Mientras cabalgaba, con su cetro en mano, forzó la dotación de la velocidad en su cuerpo y con ese empuje se alzó a los cielos. La montura no sintió el salto de su amo, Letifan había empleado el don suficiente para no partirle el lomo. Sintió al viento reptar por su piel envejecida, desde el campo los hombres lo miraban con vistas de par en par incapaces de comprender nada de lo que Letifan había hecho.

«“Muestrales su error”», repitió para sí mismo las palabras de Verhem, potenció la dotación de fuerza física, con ayuda de su cetro, provocando que la túnica y los pantalones anchos se desgarrarán por los costados. Con tal fuerza y velocidad de un dios, Letifan golpeó el aire.

Cayó entre los hombres con fiereza y durante una fracción de segundo nada sucedió. Luego, todo fue devastado a su alrededor, la onda de impactó estalló, las rocas vibraron haciendo desprender la tierra que les hacía de cubierta y los soldados de Lanatar, que estaban más cerca, fueron despedazados por la reacción, los hombres más alejados simplemente recibieron un empuje que destrozó sus formaciones. Con la velocidad que aún tenía, arremetió contra los últimos.
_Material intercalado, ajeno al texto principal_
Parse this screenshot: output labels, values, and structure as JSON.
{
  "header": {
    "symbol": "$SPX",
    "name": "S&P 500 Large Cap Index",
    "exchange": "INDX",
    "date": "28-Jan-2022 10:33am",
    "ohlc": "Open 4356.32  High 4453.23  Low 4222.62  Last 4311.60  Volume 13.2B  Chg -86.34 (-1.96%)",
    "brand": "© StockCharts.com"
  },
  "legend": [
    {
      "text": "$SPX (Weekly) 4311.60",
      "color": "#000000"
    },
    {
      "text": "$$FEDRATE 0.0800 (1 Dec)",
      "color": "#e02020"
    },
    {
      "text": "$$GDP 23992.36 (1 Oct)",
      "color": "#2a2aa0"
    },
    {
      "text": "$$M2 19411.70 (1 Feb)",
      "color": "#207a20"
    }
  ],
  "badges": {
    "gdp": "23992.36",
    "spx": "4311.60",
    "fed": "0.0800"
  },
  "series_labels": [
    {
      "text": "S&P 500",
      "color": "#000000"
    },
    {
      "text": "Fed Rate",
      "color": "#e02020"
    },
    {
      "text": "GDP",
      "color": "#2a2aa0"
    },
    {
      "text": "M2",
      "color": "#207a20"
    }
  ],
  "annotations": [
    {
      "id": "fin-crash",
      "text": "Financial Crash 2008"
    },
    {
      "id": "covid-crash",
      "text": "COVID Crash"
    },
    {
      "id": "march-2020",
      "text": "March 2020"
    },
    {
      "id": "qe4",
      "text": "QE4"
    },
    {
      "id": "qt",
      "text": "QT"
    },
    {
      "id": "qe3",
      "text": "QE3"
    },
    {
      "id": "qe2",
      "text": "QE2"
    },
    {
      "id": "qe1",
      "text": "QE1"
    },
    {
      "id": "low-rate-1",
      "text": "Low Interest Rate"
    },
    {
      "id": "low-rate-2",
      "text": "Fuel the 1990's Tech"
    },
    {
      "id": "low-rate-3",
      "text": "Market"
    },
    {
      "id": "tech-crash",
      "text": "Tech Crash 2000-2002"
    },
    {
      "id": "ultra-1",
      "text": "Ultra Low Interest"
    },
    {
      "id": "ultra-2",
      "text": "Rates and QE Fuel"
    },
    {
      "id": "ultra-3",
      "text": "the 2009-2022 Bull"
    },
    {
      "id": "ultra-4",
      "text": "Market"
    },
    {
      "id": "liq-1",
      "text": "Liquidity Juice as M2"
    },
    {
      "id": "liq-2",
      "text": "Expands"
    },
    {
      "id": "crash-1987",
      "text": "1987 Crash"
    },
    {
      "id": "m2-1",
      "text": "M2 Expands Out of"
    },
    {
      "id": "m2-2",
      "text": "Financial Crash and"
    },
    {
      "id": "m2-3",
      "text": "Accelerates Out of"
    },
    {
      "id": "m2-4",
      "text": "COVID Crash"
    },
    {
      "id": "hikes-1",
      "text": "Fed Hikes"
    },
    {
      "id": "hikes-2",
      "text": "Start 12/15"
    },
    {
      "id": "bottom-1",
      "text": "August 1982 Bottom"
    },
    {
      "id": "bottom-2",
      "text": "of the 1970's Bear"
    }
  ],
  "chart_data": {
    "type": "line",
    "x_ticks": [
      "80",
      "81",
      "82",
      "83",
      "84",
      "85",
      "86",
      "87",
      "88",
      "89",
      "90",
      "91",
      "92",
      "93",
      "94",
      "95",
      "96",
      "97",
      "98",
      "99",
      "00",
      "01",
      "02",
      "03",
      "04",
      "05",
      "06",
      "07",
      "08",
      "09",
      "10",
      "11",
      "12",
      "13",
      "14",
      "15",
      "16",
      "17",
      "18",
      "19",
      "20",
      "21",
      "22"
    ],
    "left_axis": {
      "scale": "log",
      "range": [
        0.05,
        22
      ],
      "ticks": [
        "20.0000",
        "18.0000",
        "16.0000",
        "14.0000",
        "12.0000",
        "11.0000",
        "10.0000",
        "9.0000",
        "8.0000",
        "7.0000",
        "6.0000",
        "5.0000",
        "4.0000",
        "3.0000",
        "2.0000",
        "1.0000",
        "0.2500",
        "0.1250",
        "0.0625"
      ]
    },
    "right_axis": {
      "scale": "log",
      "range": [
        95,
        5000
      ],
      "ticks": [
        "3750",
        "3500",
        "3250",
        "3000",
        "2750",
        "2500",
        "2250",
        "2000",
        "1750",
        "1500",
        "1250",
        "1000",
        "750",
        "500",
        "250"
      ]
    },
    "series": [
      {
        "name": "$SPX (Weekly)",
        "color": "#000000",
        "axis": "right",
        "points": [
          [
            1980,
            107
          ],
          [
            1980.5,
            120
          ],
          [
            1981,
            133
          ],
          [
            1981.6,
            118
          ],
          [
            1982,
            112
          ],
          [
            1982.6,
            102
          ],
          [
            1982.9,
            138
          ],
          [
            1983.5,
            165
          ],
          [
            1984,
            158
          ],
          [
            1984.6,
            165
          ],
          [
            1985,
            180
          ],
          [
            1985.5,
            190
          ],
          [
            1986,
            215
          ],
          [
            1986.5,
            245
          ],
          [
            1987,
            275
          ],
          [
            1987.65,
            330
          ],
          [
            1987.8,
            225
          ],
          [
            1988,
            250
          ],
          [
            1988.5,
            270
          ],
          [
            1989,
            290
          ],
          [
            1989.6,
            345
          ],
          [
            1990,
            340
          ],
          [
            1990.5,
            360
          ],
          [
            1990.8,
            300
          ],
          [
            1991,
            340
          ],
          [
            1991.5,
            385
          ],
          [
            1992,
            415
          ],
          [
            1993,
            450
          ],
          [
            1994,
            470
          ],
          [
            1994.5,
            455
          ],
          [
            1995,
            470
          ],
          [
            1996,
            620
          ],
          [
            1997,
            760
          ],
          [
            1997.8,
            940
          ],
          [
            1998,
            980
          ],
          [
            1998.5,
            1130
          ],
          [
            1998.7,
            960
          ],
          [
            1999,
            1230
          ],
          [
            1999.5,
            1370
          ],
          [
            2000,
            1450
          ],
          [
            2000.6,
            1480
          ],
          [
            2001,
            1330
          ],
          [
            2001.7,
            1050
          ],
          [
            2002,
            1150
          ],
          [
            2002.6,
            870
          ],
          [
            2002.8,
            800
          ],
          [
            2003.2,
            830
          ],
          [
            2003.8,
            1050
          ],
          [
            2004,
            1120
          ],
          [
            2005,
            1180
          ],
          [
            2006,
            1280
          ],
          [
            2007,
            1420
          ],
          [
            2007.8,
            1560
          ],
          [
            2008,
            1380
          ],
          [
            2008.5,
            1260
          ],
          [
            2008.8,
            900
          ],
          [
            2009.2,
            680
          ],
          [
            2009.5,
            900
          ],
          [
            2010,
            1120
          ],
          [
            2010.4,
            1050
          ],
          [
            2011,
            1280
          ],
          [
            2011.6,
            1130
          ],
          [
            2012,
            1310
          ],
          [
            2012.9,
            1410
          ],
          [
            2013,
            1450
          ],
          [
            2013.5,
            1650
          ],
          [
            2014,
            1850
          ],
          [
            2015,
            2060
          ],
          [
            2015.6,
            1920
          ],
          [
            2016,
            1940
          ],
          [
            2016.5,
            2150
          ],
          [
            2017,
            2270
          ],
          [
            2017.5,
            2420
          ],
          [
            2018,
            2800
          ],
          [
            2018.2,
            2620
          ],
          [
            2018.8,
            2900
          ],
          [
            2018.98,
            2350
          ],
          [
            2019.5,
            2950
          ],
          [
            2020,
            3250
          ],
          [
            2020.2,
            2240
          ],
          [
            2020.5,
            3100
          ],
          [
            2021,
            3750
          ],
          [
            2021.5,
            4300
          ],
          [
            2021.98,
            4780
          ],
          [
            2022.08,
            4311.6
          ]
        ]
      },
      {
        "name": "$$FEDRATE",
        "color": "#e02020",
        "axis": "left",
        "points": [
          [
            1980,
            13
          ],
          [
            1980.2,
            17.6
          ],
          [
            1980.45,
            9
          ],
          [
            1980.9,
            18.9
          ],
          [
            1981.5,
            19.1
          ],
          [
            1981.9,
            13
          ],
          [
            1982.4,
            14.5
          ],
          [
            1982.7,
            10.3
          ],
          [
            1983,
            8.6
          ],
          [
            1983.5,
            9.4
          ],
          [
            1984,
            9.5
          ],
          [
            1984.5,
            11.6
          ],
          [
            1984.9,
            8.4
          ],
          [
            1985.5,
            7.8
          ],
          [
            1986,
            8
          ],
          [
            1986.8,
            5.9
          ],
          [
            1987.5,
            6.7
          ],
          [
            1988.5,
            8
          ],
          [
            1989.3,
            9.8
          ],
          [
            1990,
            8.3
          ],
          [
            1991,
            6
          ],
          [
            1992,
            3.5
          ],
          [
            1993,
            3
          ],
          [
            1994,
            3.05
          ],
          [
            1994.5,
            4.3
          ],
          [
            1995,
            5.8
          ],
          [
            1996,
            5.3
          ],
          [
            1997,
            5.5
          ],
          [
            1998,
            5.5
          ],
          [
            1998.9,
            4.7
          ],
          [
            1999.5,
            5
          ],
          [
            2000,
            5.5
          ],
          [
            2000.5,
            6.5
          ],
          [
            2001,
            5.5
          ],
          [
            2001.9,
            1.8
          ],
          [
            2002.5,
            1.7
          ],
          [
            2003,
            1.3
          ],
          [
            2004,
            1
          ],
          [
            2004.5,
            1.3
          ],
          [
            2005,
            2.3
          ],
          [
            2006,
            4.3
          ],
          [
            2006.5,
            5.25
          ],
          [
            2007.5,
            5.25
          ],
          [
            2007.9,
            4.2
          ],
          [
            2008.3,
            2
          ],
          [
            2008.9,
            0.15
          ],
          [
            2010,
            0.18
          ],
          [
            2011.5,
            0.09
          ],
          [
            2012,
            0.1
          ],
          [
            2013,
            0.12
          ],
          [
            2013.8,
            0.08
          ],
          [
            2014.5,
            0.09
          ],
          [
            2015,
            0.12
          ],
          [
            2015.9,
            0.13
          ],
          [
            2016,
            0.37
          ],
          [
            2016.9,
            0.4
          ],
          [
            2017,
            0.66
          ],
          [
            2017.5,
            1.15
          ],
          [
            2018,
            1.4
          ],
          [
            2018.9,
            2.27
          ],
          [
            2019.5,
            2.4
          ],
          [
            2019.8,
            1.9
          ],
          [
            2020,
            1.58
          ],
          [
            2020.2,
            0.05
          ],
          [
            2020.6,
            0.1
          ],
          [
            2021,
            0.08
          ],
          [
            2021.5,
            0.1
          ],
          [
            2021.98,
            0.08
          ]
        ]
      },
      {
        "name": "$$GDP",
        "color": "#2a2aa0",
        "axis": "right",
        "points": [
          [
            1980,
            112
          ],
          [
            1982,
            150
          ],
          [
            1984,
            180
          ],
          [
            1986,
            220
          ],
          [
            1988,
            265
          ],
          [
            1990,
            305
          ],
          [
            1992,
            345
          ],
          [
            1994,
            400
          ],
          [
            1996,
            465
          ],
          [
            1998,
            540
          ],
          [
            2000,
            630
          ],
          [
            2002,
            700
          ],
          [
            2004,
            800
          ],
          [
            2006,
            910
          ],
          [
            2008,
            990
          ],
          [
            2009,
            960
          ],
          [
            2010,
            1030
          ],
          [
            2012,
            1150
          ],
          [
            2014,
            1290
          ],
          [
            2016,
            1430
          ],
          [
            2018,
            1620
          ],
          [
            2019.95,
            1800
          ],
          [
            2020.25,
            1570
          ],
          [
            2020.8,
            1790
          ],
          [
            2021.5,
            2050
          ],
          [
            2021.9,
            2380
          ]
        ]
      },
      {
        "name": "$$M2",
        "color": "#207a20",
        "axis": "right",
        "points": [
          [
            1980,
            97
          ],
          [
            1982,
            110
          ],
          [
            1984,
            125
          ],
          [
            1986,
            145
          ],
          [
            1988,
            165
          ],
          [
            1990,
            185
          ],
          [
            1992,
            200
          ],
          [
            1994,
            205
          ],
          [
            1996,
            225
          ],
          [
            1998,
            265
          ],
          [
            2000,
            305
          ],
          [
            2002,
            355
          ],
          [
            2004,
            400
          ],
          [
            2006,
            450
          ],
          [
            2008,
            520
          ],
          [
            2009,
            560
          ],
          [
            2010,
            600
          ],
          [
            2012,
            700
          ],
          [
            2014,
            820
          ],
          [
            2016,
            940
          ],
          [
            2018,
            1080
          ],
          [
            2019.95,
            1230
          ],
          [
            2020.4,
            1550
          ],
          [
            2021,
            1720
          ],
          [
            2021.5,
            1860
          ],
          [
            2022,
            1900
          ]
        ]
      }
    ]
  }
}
Golpeó usando el cetro, despedazando la coraza de un soldado con los colores de la reina de Yúan, a otro pobre diablo simplemente lo abatió con un revés de la palma.

«Recíbelos con gloria, Axies», pensaba mientras daba muerte a más y más soldados, el pesar presente en su corazón.

Tantos morían por su mano. Diez, cien, tantísimos que no podía contarlos, todos luchaban y morían una guerra sin sentido. Habían pasado demasiadas eras desde que viviera algo de tal magnitud, pero aquella sensación de arrebatar una vida seguía siendo la misma: asquerosa, repulsiva; un hombre no debía negarle la existencia a otro.

Debajo de él se empezaba a elevar el terreno por una cubierta de cadáveres, luchaba sobre hombres valientes que intentaron abatirlo. A su lado, sentada sobre el torso de un Zhengyin desmembrado, una mujer de piel blanca, tan pálida como la luna misma, bella como nunca nadie había nacido, oriental hasta la medula. Seixa, tan joven como Erilal, miraba con tristeza a los soldados que morían.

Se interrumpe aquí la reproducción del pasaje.